I am no mystic and have little taste for poetry, nor do I well understand either. I suspect I am too literal for both. The Dark Night of the Soul by St John of the Cross is the Great Book discussed on the National Review podcast that dropped today. Armed with that further revelation, I tried this poem again. I still look at it almost blankly, with only a few lines evocative and not much that matches my experience.
Yet another dark night of the soul I understand better. St. Teresa had a shining vision of what God would have her do when she was a girl - and barely heard from God again nor felt His presence for decades after.

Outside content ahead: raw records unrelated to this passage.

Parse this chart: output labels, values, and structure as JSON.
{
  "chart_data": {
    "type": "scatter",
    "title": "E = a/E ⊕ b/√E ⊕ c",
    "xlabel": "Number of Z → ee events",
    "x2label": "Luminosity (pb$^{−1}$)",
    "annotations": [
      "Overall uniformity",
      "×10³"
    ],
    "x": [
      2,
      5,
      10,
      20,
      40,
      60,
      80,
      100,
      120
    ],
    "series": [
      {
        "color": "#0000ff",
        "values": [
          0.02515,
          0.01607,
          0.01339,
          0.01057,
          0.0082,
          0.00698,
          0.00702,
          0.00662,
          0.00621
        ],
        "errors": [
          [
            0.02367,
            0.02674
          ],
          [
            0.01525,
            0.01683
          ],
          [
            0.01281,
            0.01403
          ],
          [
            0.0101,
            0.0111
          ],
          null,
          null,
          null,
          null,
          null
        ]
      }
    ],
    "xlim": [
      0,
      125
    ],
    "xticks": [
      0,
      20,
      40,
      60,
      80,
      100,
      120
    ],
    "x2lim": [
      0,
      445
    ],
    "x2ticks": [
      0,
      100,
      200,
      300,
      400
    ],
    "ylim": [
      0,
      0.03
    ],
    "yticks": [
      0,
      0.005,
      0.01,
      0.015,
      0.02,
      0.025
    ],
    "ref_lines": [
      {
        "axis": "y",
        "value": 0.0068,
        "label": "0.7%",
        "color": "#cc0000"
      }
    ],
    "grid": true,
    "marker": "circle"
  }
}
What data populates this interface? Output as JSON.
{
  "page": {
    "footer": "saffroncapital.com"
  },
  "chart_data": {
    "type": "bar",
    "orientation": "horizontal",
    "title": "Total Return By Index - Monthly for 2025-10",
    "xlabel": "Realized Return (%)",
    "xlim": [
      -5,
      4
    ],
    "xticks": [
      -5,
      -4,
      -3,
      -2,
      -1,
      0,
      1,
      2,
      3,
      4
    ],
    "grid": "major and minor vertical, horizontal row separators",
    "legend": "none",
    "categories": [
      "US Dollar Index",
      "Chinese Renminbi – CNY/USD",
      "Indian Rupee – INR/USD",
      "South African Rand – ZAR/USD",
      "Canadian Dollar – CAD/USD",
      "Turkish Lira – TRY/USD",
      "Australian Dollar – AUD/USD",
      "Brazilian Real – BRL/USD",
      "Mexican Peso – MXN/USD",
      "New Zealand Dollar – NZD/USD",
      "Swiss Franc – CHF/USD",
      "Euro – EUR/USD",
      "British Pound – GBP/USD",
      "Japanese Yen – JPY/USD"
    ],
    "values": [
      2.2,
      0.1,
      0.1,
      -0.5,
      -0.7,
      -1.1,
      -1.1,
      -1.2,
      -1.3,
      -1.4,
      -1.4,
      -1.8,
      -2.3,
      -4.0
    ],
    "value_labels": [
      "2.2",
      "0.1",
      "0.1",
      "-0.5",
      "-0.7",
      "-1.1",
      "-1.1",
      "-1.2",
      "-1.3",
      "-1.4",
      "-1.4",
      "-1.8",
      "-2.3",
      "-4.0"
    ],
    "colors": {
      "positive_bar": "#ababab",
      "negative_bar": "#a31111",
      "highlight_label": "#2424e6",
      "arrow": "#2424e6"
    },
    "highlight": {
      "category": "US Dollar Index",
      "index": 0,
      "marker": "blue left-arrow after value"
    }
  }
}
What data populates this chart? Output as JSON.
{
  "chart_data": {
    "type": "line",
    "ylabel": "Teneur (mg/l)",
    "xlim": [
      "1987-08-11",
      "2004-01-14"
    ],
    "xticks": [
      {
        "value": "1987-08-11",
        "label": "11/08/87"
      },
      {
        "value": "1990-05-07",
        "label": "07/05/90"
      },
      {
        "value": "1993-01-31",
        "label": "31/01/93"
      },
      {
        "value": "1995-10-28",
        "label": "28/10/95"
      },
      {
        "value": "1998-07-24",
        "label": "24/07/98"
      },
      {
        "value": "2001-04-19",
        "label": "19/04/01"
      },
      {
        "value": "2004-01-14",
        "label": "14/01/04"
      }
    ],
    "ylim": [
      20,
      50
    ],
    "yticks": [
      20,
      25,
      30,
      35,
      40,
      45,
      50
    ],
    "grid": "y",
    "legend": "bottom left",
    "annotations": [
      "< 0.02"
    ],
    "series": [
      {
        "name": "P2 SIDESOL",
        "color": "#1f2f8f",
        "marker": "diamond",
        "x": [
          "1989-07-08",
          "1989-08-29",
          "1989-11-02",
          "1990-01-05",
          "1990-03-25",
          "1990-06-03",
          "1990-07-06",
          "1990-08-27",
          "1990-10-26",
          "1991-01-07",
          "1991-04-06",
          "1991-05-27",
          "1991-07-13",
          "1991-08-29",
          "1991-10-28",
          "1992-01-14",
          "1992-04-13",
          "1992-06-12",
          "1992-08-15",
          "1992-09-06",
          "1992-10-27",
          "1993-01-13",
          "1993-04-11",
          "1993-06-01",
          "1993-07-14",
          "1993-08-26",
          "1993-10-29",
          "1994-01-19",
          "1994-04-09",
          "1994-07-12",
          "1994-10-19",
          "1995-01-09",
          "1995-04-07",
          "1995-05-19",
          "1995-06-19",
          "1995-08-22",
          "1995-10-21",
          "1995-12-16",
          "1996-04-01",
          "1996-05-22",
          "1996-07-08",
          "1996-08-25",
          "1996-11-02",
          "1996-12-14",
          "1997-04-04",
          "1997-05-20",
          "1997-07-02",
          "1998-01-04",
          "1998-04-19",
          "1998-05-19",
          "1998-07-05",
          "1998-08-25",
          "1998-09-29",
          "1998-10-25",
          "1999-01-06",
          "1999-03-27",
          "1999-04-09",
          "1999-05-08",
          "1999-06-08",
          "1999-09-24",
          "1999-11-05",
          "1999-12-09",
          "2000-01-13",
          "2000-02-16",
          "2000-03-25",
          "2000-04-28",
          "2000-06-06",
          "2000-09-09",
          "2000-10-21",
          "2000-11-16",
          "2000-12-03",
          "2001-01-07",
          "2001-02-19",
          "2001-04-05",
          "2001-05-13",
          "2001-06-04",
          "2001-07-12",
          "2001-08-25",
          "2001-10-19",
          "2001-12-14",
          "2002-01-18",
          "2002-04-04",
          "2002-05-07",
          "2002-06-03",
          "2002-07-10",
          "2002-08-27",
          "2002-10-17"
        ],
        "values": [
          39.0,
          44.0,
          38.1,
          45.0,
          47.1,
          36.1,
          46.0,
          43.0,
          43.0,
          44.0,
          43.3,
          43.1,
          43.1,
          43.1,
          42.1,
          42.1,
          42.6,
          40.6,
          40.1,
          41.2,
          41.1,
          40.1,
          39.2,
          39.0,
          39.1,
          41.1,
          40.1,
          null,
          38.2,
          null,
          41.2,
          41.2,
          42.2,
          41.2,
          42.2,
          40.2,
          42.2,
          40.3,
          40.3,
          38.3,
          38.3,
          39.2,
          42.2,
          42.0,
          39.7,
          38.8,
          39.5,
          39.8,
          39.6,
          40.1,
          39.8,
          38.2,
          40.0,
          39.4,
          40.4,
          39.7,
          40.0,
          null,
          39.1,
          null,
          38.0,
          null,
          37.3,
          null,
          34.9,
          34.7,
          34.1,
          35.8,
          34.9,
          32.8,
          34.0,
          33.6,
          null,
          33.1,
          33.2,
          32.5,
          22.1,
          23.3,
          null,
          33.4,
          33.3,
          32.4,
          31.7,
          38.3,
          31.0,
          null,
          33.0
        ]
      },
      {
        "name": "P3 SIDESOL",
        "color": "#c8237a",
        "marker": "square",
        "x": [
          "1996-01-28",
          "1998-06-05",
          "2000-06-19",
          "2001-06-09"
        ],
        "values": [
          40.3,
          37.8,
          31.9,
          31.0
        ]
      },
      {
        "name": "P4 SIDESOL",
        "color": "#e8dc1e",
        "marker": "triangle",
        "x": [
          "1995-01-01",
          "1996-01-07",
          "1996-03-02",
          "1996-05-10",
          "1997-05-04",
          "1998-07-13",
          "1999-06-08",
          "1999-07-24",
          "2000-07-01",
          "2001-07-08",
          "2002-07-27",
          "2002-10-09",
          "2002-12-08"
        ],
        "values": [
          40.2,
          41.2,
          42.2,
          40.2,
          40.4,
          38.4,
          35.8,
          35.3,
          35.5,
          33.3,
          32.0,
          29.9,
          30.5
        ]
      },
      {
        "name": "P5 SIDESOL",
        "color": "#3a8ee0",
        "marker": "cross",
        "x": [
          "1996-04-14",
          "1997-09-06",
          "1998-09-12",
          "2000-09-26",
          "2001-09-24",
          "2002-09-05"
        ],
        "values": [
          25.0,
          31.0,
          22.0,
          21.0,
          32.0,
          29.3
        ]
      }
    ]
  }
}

The two statements, 11 weeks apart, are extravagantly dissonant. The first is typical of the woman the world thought it knew. The second sounds as though it had wandered in from some 1950s existentialist drama. Together they suggest a startling portrait in self-contradiction–that one of the great human icons of the past 100 years, whose remarkable deeds seemed inextricably connected to her closeness to God and who was routinely observed in silent and seemingly peaceful prayer by her associates as well as the television camera, was living out a very different spiritual reality privately, an arid landscape from which the deity had disappeared.
That is from Mother Teresa’s Crisis of Faith by David Van Biema, who was then religion editor of Time. It was written shortly after her death, and it is jarring and almost quaint to recognise that this was the period when the New Atheists were in ascendance and claimed to seep the field before them. The new atheists have been sweeping the field before them for centuries, haven't they? Van Biema mentions them and gives them a try at the podium, then returns to quoting the writings of the Saint of the Gutters. Her words are as solid as bricks beneath the feet.
My dark night is bright as noon compared to her experience, yet still I have a recognition.
1 comment:
Since he wrote both the poem and the commentary, I figure he knew what he was writing about, but he seemed to be drawing an awful lot out of the poem. Which didn't resonate with me either.